A letter to someone, anyone.
Hai Dhan, apa kabar? Ini aku, sesak dari enam bulan yang lalu.
Aku masih ada di sini, di dada kirimu, di setiap perih yang kamu rasakan ketika merindukan dia. Aku senang hari ini kamu bangun lebih pagi, tidur lebih nyenyak, dan makan lebih banyak. Aku ingat kamu sempat turun berat badan karena tak makan berhari-hari, kamu menangis dan hanya bisa tidur di kamar. Melihatmu hari ini aku merasa mungkin kelak hidup akan lebih baik dari sekarang.
Bagaimana buku yang kamu tulis? Apakah ada perkembangan? Bagaimana dengan diet dan olahraga yang kamu jalankan? Apakah semakin membaik? Kukira, alih-alih berharap kurus atau menurunkan berat badan, kamu perlu memperbaiki niat. Jadi sehat itu hal yang utama, pandemi membuat kita jadi pemalas, kamu tak perlu direpotkan untuk harus kurus. Kamu perlu menjaga stamina, meningkatkan imunitas meski aku tak tahu kaitan antara olahraga teratur dan kesehatan tubuh. Tapi kamu jaga diri ya.
Aku tahu kamu masih sering mimpi buruk, masih sering terjaga di tengah malam, lantas tak bisa tidur setelahnya. Kamu juga masih minum obat pereda nyeri karena insomnia membuatmu migrain, meski belakangan sakit kepala itu makin berkurang. Aku senang kamu membuka diri, menulis setiap hari, dan merawat diri. Kamu yang merasa dunia sudah berakhir, pelan-pelan menemukan alasan untuk hidup. Untuk membaca buku, untuk menulis, dan untuk memasak untuk orang-orang yang kamu sayang. Bukankah ini perkembangan baik?
Kamu harus merelakan aku pergi Dhan, kamu tak perlu merawatku, sesak di dada kirimu.
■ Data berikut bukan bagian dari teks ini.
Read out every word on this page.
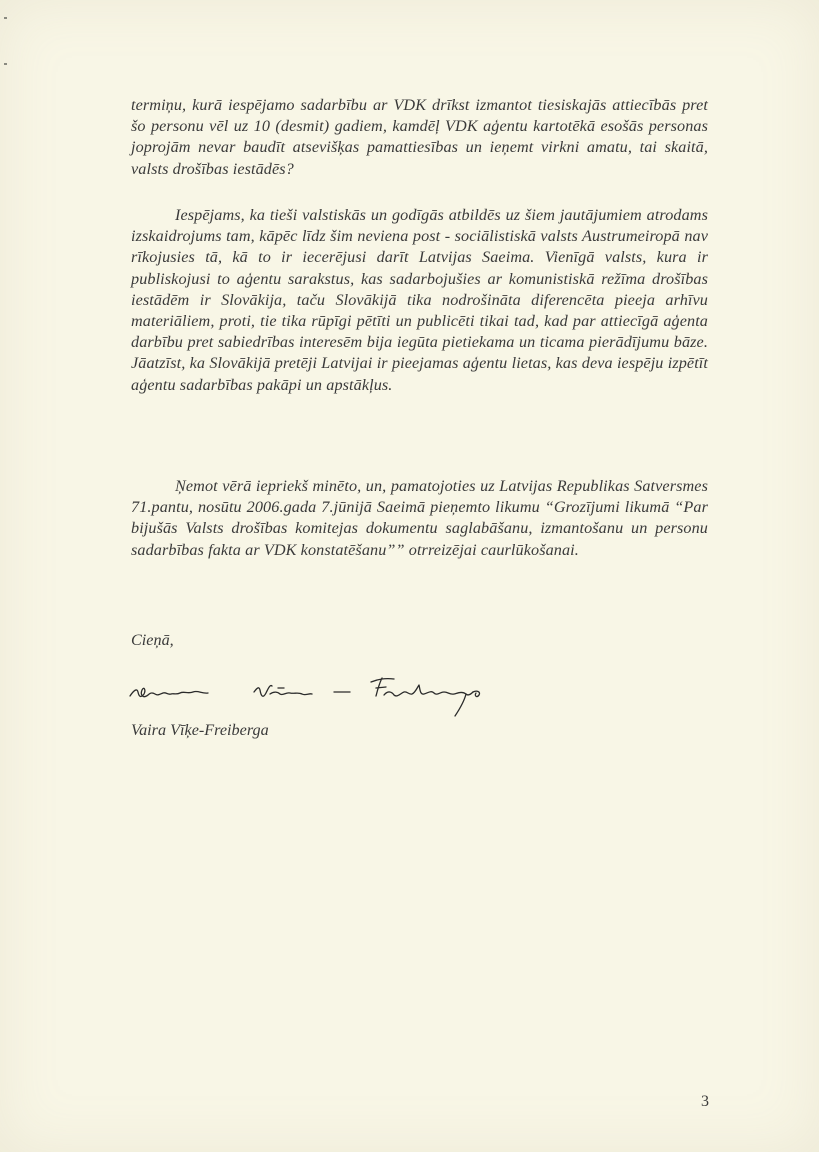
termiņu, kurā iespējamo sadarbību ar VDK drīkst izmantot tiesiskajās attiecībās pret šo personu vēl uz 10 (desmit) gadiem, kamdēļ VDK aģentu kartotēkā esošās personas joprojām nevar baudīt atsevišķas pamattiesības un ieņemt virkni amatu, tai skaitā, valsts drošības iestādēs?

Iespējams, ka tieši valstiskās un godīgās atbildēs uz šiem jautājumiem atrodams izskaidrojums tam, kāpēc līdz šim neviena post - sociālistiskā valsts Austrumeiropā nav rīkojusies tā, kā to ir iecerējusi darīt Latvijas Saeima. Vienīgā valsts, kura ir publiskojusi to aģentu sarakstus, kas sadarbojušies ar komunistiskā režīma drošības iestādēm ir Slovākija, taču Slovākijā tika nodrošināta diferencēta pieeja arhīvu materiāliem, proti, tie tika rūpīgi pētīti un publicēti tikai tad, kad par attiecīgā aģenta darbību pret sabiedrības interesēm bija iegūta pietiekama un ticama pierādījumu bāze. Jāatzīst, ka Slovākijā pretēji Latvijai ir pieejamas aģentu lietas, kas deva iespēju izpētīt aģentu sadarbības pakāpi un apstākļus.

Ņemot vērā iepriekš minēto, un, pamatojoties uz Latvijas Republikas Satversmes 71.pantu, nosūtu 2006.gada 7.jūnijā Saeimā pieņemto likumu “Grozījumi likumā “Par bijušās Valsts drošības komitejas dokumentu saglabāšanu, izmantošanu un personu sadarbības fakta ar VDK konstatēšanu”” otrreizējai caurlūkošanai.

Cieņā,
Vaira Vīķe-Freiberga
3
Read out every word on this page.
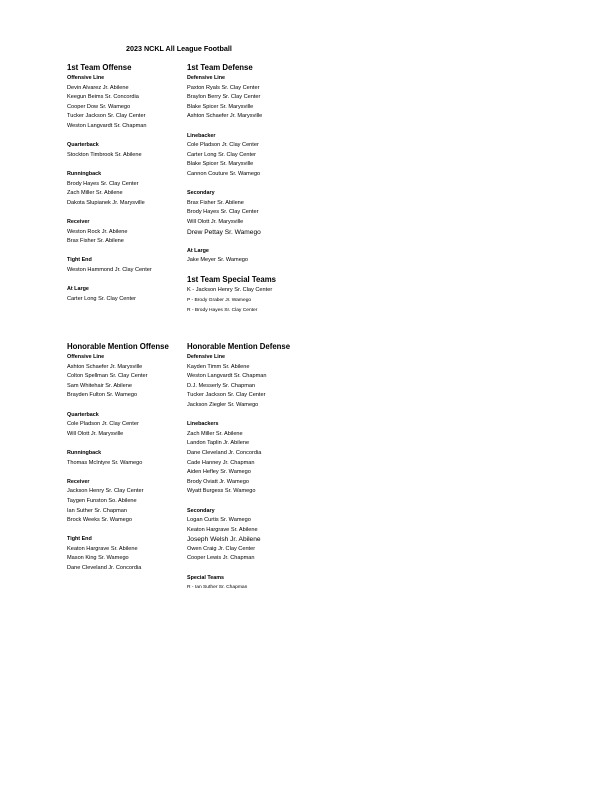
2023 NCKL All League Football
1st Team Offense
Offensive Line
Devin Alvarez Jr. Abilene
Keegun Beims Sr. Concordia
Cooper Dow Sr. Wamego
Tucker Jackson Sr. Clay Center
Weston Langvardt Sr. Chapman
Quarterback
Stockton Timbrook Sr. Abilene
Runningback
Brody Hayes Sr. Clay Center
Zach Miller Sr. Abilene
Dakota Slupianek Jr. Marysville
Receiver
Weston Rock Jr. Abilene
Brax Fisher Sr. Abilene
Tight End
Weston Hammond Jr. Clay Center
At Large
Carter Long Sr. Clay Center
1st Team Defense
Defensive Line
Paxton Ryals Sr. Clay Center
Braylon Berry Sr. Clay Center
Blake Spicer Sr. Marysville
Ashton Schaefer Jr. Marysville
Linebacker
Cole Pladson Jr. Clay Center
Carter Long Sr. Clay Center
Blake Spicer Sr. Marysville
Cannon Couture Sr. Wamego
Secondary
Brax Fisher Sr. Abilene
Brody Hayes Sr. Clay Center
Will Olott Jr. Marysville
Drew Pettay Sr. Wamego
At Large
Jake Meyer Sr. Wamego
1st Team Special Teams
K - Jackson Henry Sr. Clay Center
P - Brody Graber Jr. Wamego
R - Brody Hayes Sr. Clay Center
Honorable Mention Offense
Offensive Line
Ashton Schaefer Jr. Marysville
Colton Spellman Sr. Clay Center
Sam Whitehair Sr. Abilene
Brayden Fulton Sr. Wamego
Quarterback
Cole Pladson Jr. Clay Center
Will Olott Jr. Marysville
Runningback
Thomas McIntyre Sr. Wamego
Receiver
Jackson Henry Sr. Clay Center
Taygen Funston So. Abilene
Ian Suther Sr. Chapman
Brock Weeks Sr. Wamego
Tight End
Keaton Hargrave Sr. Abilene
Mason King Sr. Wamego
Dane Cleveland Jr. Concordia
Honorable Mention Defense
Defensive Line
Kayden Timm Sr. Abilene
Weston Langvardt Sr. Chapman
D.J. Messerly Sr. Chapman
Tucker Jackson Sr. Clay Center
Jackson Ziegler Sr. Wamego
Linebackers
Zach Miller Sr. Abilene
Landon Taplin Jr. Abilene
Dane Cleveland Jr. Concordia
Cade Hanney Jr. Chapman
Aiden Hefley Sr. Wamego
Brody Oviatt Jr. Wamego
Wyatt Burgess Sr. Wamego
Secondary
Logan Curtis Sr. Wamego
Keaton Hargrave Sr. Abilene
Joseph Welsh Jr. Abilene
Owen Craig Jr. Clay Center
Cooper Lewis Jr. Chapman
Special Teams
R - Ian Suther Sr. Chapman
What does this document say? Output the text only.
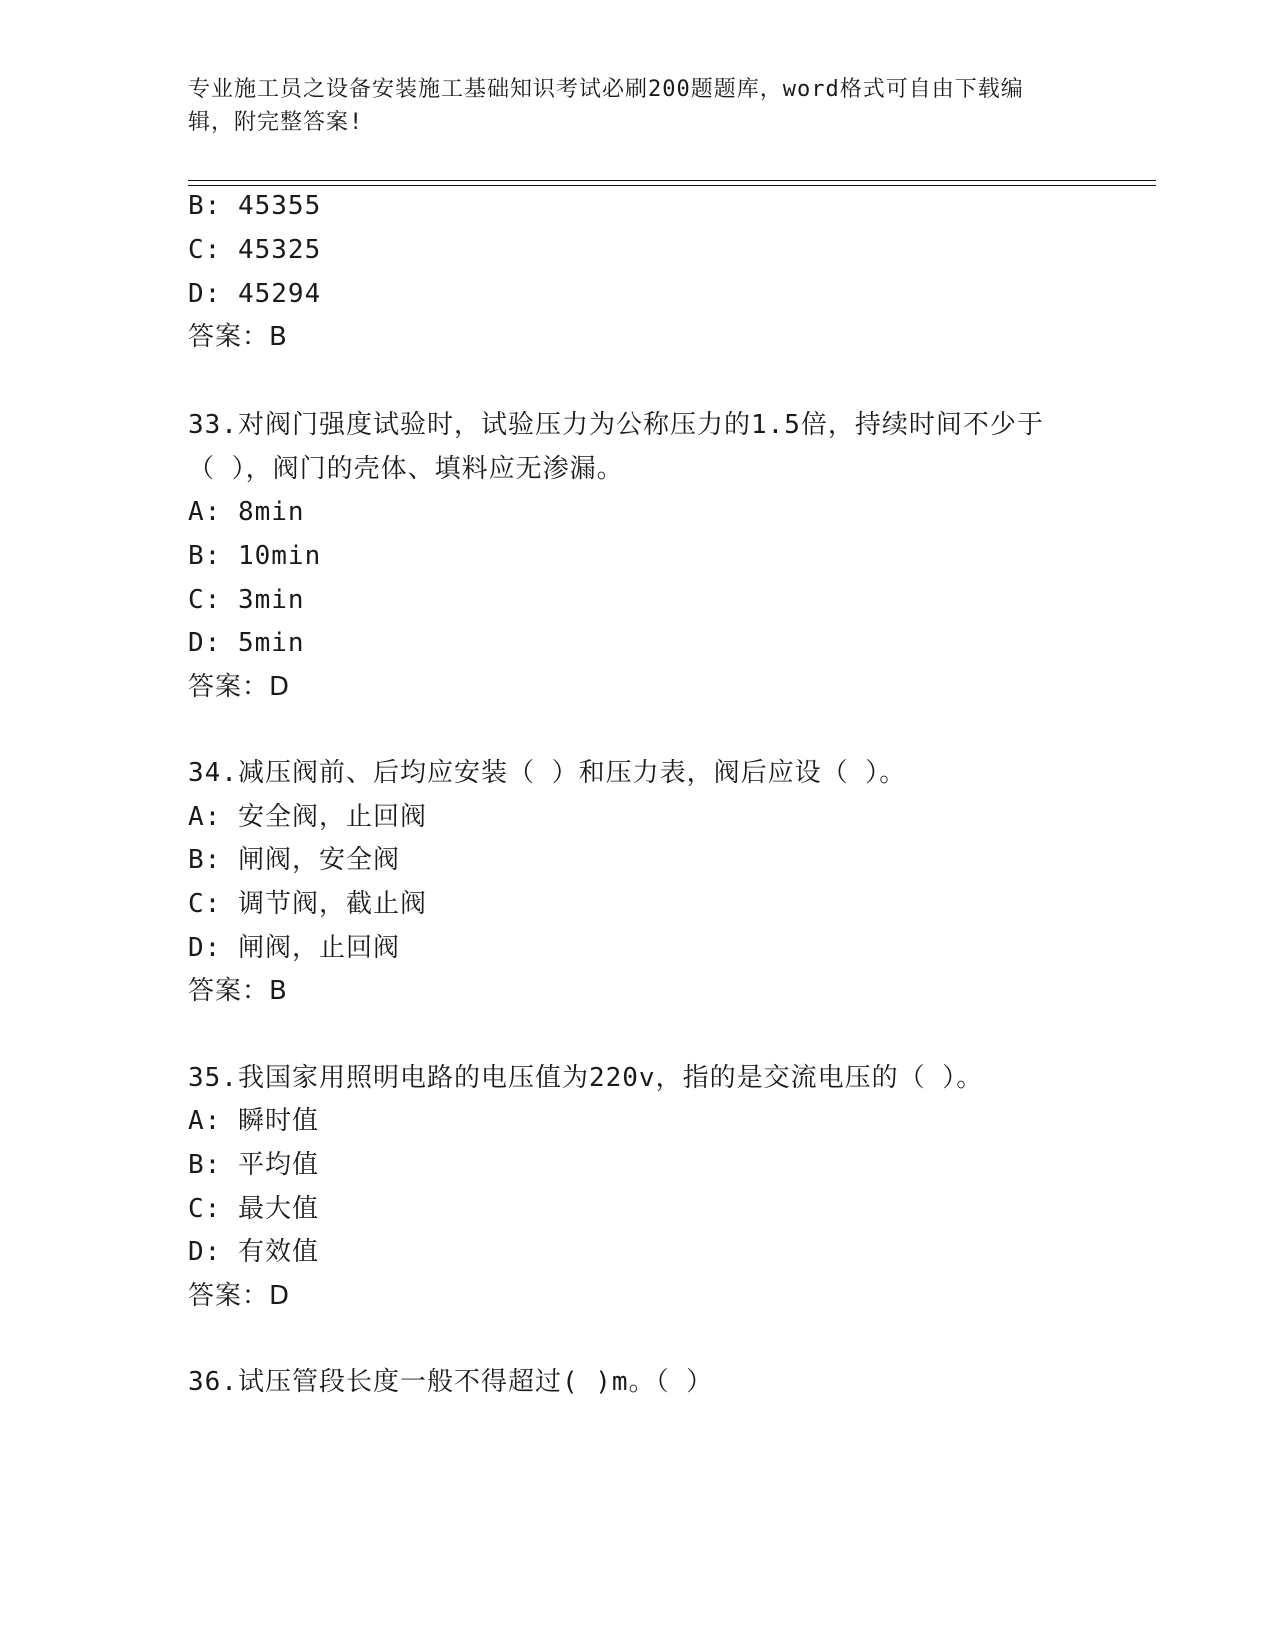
专业施工员之设备安装施工基础知识考试必刷200题题库，word格式可自由下载编辑，附完整答案!
B: 45355
C: 45325
D: 45294
答案：B
33.对阀门强度试验时，试验压力为公称压力的1.5倍，持续时间不少于（ ），阀门的壳体、填料应无渗漏。
A: 8min
B: 10min
C: 3min
D: 5min
答案：D
34.减压阀前、后均应安装（ ）和压力表，阀后应设（ ）。
A: 安全阀，止回阀
B: 闸阀，安全阀
C: 调节阀，截止阀
D: 闸阀，止回阀
答案：B
35.我国家用照明电路的电压值为220v，指的是交流电压的（ ）。
A: 瞬时值
B: 平均值
C: 最大值
D: 有效值
答案：D
36.试压管段长度一般不得超过( )m。（ ）
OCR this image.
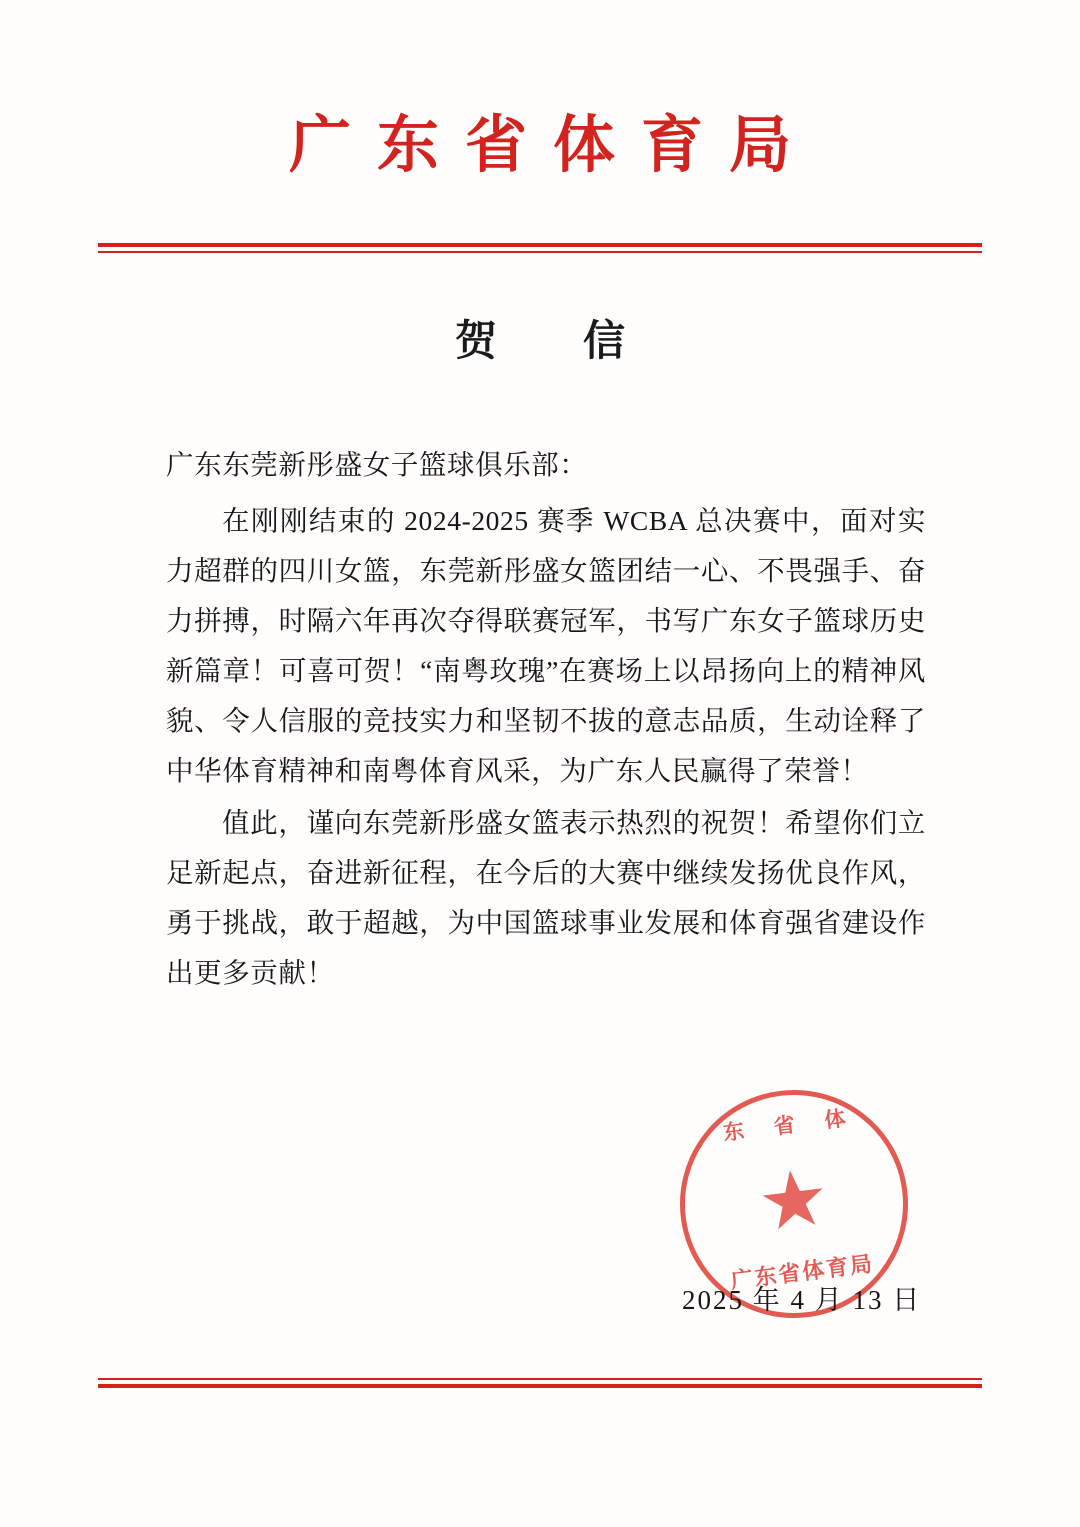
广东省体育局
贺　信

广东东莞新彤盛女子篮球俱乐部：

在刚刚结束的 2024-2025 赛季 WCBA 总决赛中，面对实力超群的四川女篮，东莞新彤盛女篮团结一心、不畏强手、奋力拼搏，时隔六年再次夺得联赛冠军，书写广东女子篮球历史新篇章！可喜可贺！“南粤玫瑰”在赛场上以昂扬向上的精神风貌、令人信服的竞技实力和坚韧不拔的意志品质，生动诠释了中华体育精神和南粤体育风采，为广东人民赢得了荣誉！

值此，谨向东莞新彤盛女篮表示热烈的祝贺！希望你们立足新起点，奋进新征程，在今后的大赛中继续发扬优良作风，勇于挑战，敢于超越，为中国篮球事业发展和体育强省建设作出更多贡献！

东省体
广东省体育局
2025 年 4 月 13 日
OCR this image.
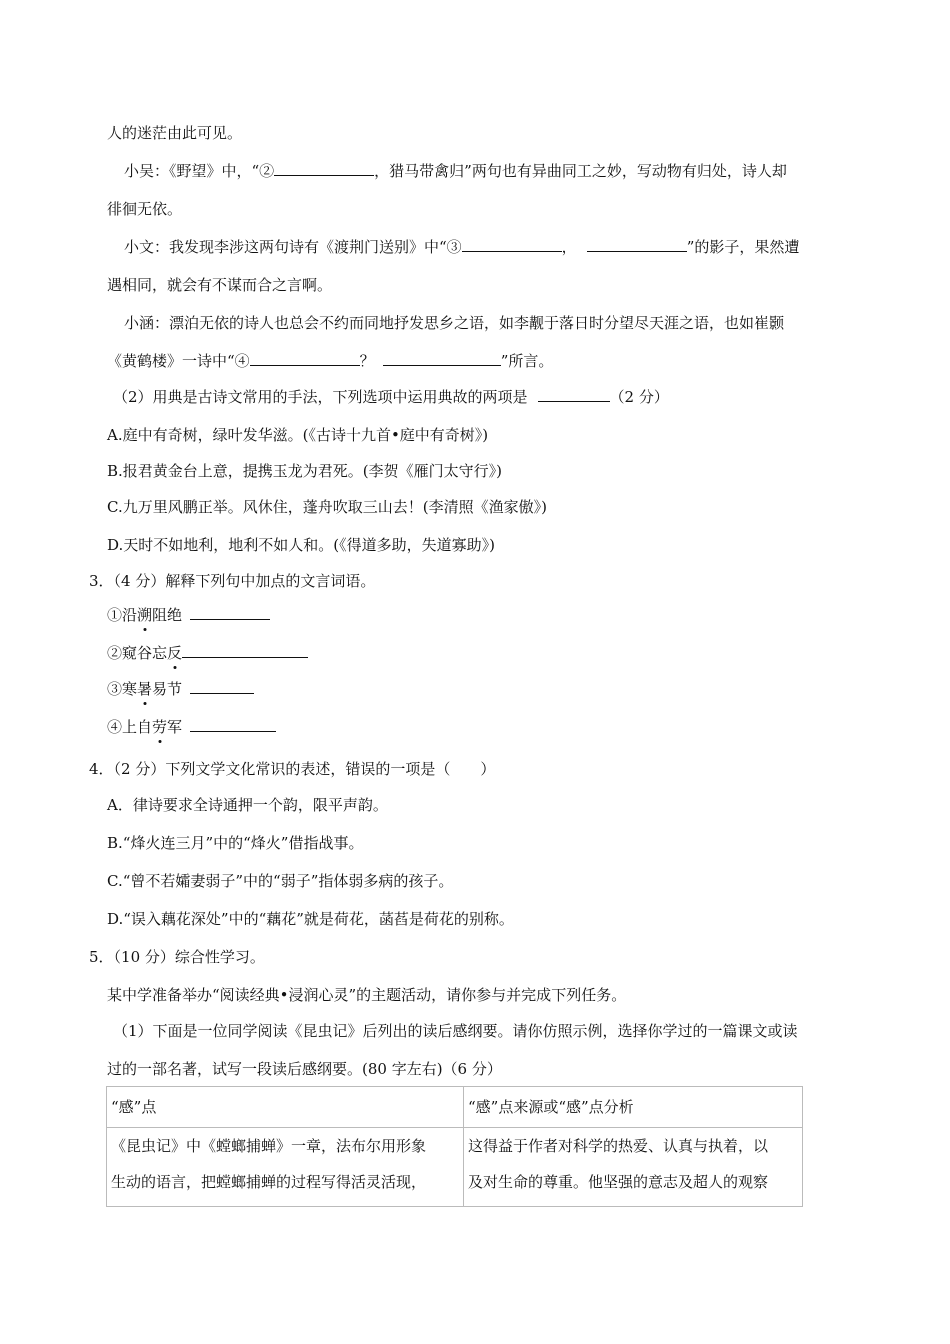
人的迷茫由此可见。
小吴：《野望》中，“②	，猎马带禽归”两句也有异曲同工之妙，写动物有归处，诗人却
徘徊无依。
小文：我发现李涉这两句诗有《渡荆门送别》中“③	，	”的影子，果然遭
遇相同，就会有不谋而合之言啊。
小涵：漂泊无依的诗人也总会不约而同地抒发思乡之语，如李觏于落日时分望尽天涯之语，也如崔颢
《黄鹤楼》一诗中“④	？	”所言。
（2）用典是古诗文常用的手法，下列选项中运用典故的两项是	（2 分）
A.庭中有奇树，绿叶发华滋。(《古诗十九首•庭中有奇树》)
B.报君黄金台上意，提携玉龙为君死。(李贺《雁门太守行》)
C.九万里风鹏正举。风休住，蓬舟吹取三山去！(李清照《渔家傲》)
D.天时不如地利，地利不如人和。(《得道多助，失道寡助》)
3．（4 分）解释下列句中加点的文言词语。
①沿溯阻绝
②窥谷忘反
③寒暑易节
④上自劳军
4．（2 分）下列文学文化常识的表述，错误的一项是（　　）
A．律诗要求全诗通押一个韵，限平声韵。
B.“烽火连三月”中的“烽火”借指战事。
C.“曾不若孀妻弱子”中的“弱子”指体弱多病的孩子。
D.“误入藕花深处”中的“藕花”就是荷花，菡萏是荷花的别称。
5．（10 分）综合性学习。
某中学准备举办“阅读经典•浸润心灵”的主题活动，请你参与并完成下列任务。
（1）下面是一位同学阅读《昆虫记》后列出的读后感纲要。请你仿照示例，选择你学过的一篇课文或读
过的一部名著，试写一段读后感纲要。(80 字左右)（6 分）
“感”点	“感”点来源或“感”点分析

《昆虫记》中《螳螂捕蝉》一章，法布尔用形象
生动的语言，把螳螂捕蝉的过程写得活灵活现，	这得益于作者对科学的热爱、认真与执着，以
及对生命的尊重。他坚强的意志及超人的观察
Kukira kamu sudah paham bahwa ada hal yang tak bisa diselamatkan sekeras apapun kamu berusaha. Seperti menggenggam bara yang melukai, kamu semestinya tidak meletakkan kebahagiaanmu pada orang lain. Mencengkeram mawar berduri hanya akan membuat tanganmu tersayat. Cinta seharusnya tidak melukai Dhan, semestinya kamu sudah paham ini.
Menyimpan kenangan semestinya jadi hal yang membahagiakanmu. Seperti mengingat pertama kali berenang di sungai, pertama kali membaca buku, pertama kali mendengar lonceng gereja, pertama kali membaca alif-ba-ta, hal yang membuatmu tersenyum saaat meningatnya, bukan yang menghancurkanmu, memangsamu dari dalam. Kamu harus merelakan yang tak ingin tinggal, kamu harus mengikhlaskan yang ingin pergi, dan jika nasib berpihak padamu, kelak ia akan kembali dan kamu akan bisa menemukan cinta yang sama.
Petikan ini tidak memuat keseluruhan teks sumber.